Le 20 juillet 2025, Frantz Fanon aurait eu cent ans. Cent ans après sa naissance, la pensée de cet intellectuel, psychiatre, militant anticolonialiste et humaniste reste brûlante d’actualité.

Sa vie fut brève– il meurt à 36 ans – mais intense, marquée par un engagement total pour la dignité humaine. En choisissant de renoncer à sa nationalité française pour rejoindre la lutte du peuple algérien contre la colonisation,
Fanon a incarné jusqu’au bout le refus de la soumission et le combat pour la liberté.
Aujourd’hui, il nous invite encore à interroger notre monde postcolonial, nos modèles politiques, nos illusions universalistes et notre rapport à la violence, à l’identité et à l’histoire. Fanon n’est pas que la révolte du colonisé. C’est aussi un appel à un humanisme radicalement nouveau, concret, nourri de toutes les cultures et de toutes les blessures.
Fanon n’a pas attendu d’être un militant politique pour penser et ressentir profondément l’injustice. Dès l’âge de 18 ans, alors engagé dans l’armée française durant la Seconde Guerre mondiale, il découvre l’ampleur du racisme structurel. Le jeune Martiniquais comprend vite que la République française, dont il a défendu les idéaux contre le nazisme, ne lui offrira jamais la pleine reconnaissance de son humanité. Cette désillusion fait basculer Fanon de l’universalisme abstrait au combat pour une libération concrète.
Dans « Peau noire, masques blancs » (Seuil, 1952), il dénonce avec une rare lucidité la violence psychologique du racisme, le mal-être du Noir enfermé dans un imaginaire imposé par le colon. Il écrit : « Chaque fois qu’un homme a fait triompher la dignité de l’esprit, chaque fois qu’un
homme a dit non à une tentative d’asservissement de son semblable, je me suis senti solidaire de son acte. »
Cette phrase contient en germe toute sa vision de l’homme : un être libre, digne, qui ne se laisse pas réduire à une couleur de peau, une culture assignée ou une condition imposée. Être humain, pour Fanon, c’est dire non à l’asservissement de l’autre, c’est refuser la hiérarchie des races, des civilisations ou des systèmes de domination.
Contre la négritude close, pour un universel concret
Contrairement à certains de ses contemporains antillais, Fanon refuse de se réfugier dans une négritude identitaire. Il admire Aimé Césaire, mais refuse de s’enfermer dans une identité noire figée ou romantisée. Son combat est ailleurs.
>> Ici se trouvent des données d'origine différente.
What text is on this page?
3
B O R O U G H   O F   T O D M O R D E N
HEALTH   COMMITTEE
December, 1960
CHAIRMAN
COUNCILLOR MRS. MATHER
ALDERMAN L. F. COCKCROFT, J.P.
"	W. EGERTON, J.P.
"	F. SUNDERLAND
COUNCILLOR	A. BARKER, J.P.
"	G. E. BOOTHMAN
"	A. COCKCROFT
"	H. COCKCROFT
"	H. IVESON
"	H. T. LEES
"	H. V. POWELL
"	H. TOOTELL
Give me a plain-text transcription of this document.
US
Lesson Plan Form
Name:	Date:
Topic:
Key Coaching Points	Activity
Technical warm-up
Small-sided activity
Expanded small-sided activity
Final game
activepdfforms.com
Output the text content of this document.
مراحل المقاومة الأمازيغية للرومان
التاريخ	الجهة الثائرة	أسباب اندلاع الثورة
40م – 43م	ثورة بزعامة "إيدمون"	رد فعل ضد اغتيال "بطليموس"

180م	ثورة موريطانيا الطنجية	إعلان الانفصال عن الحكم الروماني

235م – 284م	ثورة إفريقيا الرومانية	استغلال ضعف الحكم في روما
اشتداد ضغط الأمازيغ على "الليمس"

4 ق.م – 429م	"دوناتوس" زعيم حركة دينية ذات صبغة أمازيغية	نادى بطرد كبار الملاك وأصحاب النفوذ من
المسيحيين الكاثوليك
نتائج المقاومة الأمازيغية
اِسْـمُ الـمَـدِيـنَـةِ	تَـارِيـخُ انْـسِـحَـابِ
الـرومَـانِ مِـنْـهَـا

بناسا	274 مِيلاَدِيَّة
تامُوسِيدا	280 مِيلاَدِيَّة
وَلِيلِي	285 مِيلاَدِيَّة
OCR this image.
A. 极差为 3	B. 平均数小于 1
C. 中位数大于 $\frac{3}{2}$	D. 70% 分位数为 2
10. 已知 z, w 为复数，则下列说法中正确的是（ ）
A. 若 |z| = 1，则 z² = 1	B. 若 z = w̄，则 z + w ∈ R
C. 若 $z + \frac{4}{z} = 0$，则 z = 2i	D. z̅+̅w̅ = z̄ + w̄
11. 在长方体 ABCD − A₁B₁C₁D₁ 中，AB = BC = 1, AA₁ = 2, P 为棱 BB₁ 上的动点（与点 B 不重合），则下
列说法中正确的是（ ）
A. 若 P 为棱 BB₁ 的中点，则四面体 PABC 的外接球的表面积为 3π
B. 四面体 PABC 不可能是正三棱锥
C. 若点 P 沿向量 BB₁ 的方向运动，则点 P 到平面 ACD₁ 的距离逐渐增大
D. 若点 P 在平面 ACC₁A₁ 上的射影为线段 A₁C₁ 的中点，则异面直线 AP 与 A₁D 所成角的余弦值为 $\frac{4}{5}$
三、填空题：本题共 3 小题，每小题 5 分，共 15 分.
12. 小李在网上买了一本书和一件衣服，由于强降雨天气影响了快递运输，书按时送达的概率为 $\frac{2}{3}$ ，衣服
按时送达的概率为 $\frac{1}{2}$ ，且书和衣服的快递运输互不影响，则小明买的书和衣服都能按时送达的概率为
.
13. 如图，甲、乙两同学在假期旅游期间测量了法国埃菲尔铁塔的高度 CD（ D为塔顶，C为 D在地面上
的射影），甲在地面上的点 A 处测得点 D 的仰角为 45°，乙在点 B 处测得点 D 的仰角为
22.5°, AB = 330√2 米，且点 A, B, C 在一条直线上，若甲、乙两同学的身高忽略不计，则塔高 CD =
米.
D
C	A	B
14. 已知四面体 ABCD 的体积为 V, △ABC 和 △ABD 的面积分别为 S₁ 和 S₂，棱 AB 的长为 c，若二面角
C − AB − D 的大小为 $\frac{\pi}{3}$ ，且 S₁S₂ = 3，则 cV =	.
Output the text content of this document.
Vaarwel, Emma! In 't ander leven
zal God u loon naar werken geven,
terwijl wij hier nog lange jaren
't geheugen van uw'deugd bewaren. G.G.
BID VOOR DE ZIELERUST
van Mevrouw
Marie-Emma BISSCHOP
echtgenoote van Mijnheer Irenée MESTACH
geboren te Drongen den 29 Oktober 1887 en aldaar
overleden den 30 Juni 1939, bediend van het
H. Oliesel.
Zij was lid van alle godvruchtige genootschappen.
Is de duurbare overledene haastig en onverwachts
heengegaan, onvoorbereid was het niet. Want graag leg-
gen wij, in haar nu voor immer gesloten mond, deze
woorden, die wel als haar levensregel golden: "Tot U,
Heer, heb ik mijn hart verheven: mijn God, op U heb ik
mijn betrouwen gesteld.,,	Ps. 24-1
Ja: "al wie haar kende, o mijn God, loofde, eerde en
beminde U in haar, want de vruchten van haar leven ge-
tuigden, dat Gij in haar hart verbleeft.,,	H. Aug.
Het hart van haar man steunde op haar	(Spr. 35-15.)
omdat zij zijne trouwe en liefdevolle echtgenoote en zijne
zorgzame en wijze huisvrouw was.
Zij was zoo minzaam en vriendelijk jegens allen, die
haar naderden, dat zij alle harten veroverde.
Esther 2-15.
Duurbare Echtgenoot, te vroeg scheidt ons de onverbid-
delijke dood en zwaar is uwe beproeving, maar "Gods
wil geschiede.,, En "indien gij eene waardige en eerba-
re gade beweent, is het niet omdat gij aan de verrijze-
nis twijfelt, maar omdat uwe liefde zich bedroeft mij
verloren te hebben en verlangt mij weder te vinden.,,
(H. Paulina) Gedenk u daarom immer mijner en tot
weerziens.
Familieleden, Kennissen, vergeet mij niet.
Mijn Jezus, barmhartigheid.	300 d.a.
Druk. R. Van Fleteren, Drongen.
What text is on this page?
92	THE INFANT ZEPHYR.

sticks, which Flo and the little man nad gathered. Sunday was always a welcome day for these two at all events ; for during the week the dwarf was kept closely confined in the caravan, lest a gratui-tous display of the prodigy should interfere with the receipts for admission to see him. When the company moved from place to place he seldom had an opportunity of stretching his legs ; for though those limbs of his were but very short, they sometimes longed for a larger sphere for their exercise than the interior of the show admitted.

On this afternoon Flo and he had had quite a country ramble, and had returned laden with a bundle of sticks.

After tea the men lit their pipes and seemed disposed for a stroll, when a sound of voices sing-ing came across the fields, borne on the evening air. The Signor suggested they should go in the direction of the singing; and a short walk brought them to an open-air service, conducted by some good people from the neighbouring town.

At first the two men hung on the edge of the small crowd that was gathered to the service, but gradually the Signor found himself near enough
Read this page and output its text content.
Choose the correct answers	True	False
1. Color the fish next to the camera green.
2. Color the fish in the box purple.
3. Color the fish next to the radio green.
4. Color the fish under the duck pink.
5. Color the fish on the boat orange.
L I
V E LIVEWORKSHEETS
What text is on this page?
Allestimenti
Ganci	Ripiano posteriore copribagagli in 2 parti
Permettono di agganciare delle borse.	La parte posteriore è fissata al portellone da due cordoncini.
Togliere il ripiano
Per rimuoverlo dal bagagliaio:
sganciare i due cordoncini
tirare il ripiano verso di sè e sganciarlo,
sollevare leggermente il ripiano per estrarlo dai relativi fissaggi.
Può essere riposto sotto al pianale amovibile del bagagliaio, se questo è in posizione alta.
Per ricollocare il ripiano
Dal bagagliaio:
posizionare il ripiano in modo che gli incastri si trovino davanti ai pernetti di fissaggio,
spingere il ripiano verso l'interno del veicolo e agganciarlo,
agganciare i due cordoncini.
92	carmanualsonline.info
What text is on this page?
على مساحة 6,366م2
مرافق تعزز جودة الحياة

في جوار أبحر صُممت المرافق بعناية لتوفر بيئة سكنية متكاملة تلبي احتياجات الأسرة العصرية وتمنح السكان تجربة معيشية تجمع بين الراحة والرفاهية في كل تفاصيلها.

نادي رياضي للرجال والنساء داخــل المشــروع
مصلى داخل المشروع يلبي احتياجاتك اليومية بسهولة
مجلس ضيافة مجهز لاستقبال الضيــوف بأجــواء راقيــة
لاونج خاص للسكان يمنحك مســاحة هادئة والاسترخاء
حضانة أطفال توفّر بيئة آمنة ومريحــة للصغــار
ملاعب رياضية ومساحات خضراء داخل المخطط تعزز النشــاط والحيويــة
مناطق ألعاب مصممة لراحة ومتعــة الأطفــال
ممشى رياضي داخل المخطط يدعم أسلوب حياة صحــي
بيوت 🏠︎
Il vise un universel concret, que Césaire lui même décrivait dans sa « Lettre à Maurice Thorez » comme « un universel riche de tout le particulier, de tous les particuliers, approfondissement et coexistence de tous les particuliers ».
Fanon ne veut pas que les anciens colonisés remplacent une domination par une autre. Il veut qu’ils inventent un autre monde. C’est tout le sens de son rejet final de l’Europe, tel qu’il l’exprime dans la conclusion de « Les Damnés de la Terre »: « Quittons cette Europe. Ne suivons pas cette Europe carnassière, cynique et violente… Refusons de reproduire son modèle. » Il ne s’agit pas, pour Fanon, de haïr l’Europe, mais de refuser de l’imiter. La libération, pour lui, n’est pas simplement politique mais existentielle, culturelle, anthropologique. C’est un arrachement à l’aliénation coloniale, le refus de l’imitation servile des anciens maîtres.
Une lutte pour la dignité, la culture et la mémoire
Dans « Les Damnés de la Terre », écrit en Tunisie après son expulsion d’Algérie, Fanon approfondit son analyse. Pour lui, la colonisation n’est pas seulement une domination politique et économique mais un processus de négation totale car elle détruit les cultures, efface les histoires, impose une image d’infériorité que les colonisés finissent par intérioriser. Face à cela, Fanon propose une lutte pour la réappropriation de soi: il faut retrouver sa langue, sa mémoire, ses traditions – non pas pour se replier sur soi, mais pour se reconstruire collectivement. Il insiste sur la nécessité d’une culture nationale vivante, tournée vers l’avenir, qui permette aux peuples colonisés de se reconnaître et de se rassembler autour d’un projet émancipateur. Sa vision n’est pas nostalgique. Fanon ne demande pas de revenir à un passé idéalisé, mais de partir du réel, du vécu des colonisés pour créer un nouveau sens, une nouvelle conscience. Il appelle aussi à une solidarité internationale entre les peuples colonisés car il ne conçoit pas l’émancipation comme une aventure solitaire.